Across the region, a similar pattern holds: companies that are well-prepared, transparent, and aligned with regulatory expectations draw far stronger interest. Conversely, those with opaque finances or governance red flags struggle to get deals across the finish line.

Sector concentration and value hotspots

Rather than a uniform recovery, APAC M&A is pocketed in specific sectors where structural growth and policy priorities intersect. Technology, media & telecom (TMT) remains the busiest sector by deal count, as digital transformation and AI infrastructure investments continue unabated. Industrials & chemicals (I&C) is similarly robust, bolstered by manufacturing realignment and demand for advanced materials (from semiconductors to EV batteries). Notably, financial services M&A saw outsized value in 2025, buoyed by state-backed bank recaps in China and consolidation plays elsewhere.

And after a quiet 2024, pharma, medical & biotech (PMB) came roaring back in 2025 with a 45% jump in deal value, as stricter compliance standards put a premium on high-quality drug manufacturers and medtech targets. The commonality? Deals are flowing to sectors with tailwinds – whether government investment, innovation cycles, or supply-chain advantages – while more cyclical or stagnant industries lag.

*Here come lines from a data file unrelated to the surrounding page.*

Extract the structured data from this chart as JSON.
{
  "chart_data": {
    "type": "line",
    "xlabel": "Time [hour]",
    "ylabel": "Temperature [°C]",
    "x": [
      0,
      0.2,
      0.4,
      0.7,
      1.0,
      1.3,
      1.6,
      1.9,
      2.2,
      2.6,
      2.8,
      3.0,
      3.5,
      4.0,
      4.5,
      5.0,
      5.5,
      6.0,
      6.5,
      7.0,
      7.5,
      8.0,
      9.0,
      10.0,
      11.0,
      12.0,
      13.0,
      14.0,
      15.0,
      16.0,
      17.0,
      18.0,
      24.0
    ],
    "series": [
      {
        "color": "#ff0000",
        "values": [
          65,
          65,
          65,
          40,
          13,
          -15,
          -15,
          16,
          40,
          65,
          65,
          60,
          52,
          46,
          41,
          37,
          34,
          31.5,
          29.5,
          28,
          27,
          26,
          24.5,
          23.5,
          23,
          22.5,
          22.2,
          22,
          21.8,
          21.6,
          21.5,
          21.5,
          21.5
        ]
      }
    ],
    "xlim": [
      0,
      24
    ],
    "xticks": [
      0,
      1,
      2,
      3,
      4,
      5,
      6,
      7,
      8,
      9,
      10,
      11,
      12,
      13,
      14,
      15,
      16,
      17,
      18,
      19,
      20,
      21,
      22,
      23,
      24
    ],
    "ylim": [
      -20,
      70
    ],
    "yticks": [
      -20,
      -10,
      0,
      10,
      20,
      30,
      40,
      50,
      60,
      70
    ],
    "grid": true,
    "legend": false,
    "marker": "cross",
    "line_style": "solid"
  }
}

Pipeline momentum leading into 2026

Forward-looking indicators support these trends:

  • Greater China currently accounts for the largest share of APAC’s pipeline of potential deals (roughly one-third of all “for sale” candidates) – especially in industrials, technology, and related sectors that align with national strategic priorities. This pipeline strength suggests that China will continue to anchor regional deal flow, fueled by both domestic SOE consolidation and inbound interest (foreign acquirers poured over US$50bn into China deals by late 2025 – a post-2008 high).
  • Australia & New Zealand together are a close second after China, thanks to critical minerals and energy transition opportunities. The key takeaway is that deal pipelines are deepest where long-term growth stories are intact.
  • Southeast Asia, while smaller in aggregate, boasts the third-largest deal pipeline in the region (~188 prospective deals), spanning a broad mix from manufacturing to fintech.
  • India benefits from demographic tailwinds and fast-growing TMT and healthcare activity.
Five strategies to improve deal success

1. Anchor valuations to policy scenarios 

Use structured scenario modeling to account for tariff changes, rate adjustments, FX movements, and regulatory shifts. Deals are more likely to close when both sides align early on risk-adjusted value. 

2. Prioritize governance-ready assets 

Focus on targets with transparent financials, clean data rooms, and management teams prepared for diligence. On the sell-side, build standardized audit trails that reduce buyer friction. 

3. Use pipeline intelligence to focus resources 

Concentrate effort on sectors and regions with strong forward momentum. Pipeline management tools help track opportunities, flag high-quality targets, and streamline outreach. 

4. Tailor diligence to sector-specific risks 

Support sector-driven processes with integrated review environments, enabling teams to compare technical data, regulatory records, and operational documentation without fragmentation. 

5. Reduce friction through disciplined information flow 

Implement structured Q&A frameworks, automated redaction, and secure document exchange to speed up cross-border workflows and reduce compliance bottlenecks. 

Dealmaker success in APAC will hinge on finding the clear paths – where policies are stable, governance is solid, and growth stories are convincing – and executing with discipline. By applying the strategies above, deal teams can turn a challenging market into an opportunity. The right preparation, focus, and technology can tilt the odds in your favor when it comes to closing the deal.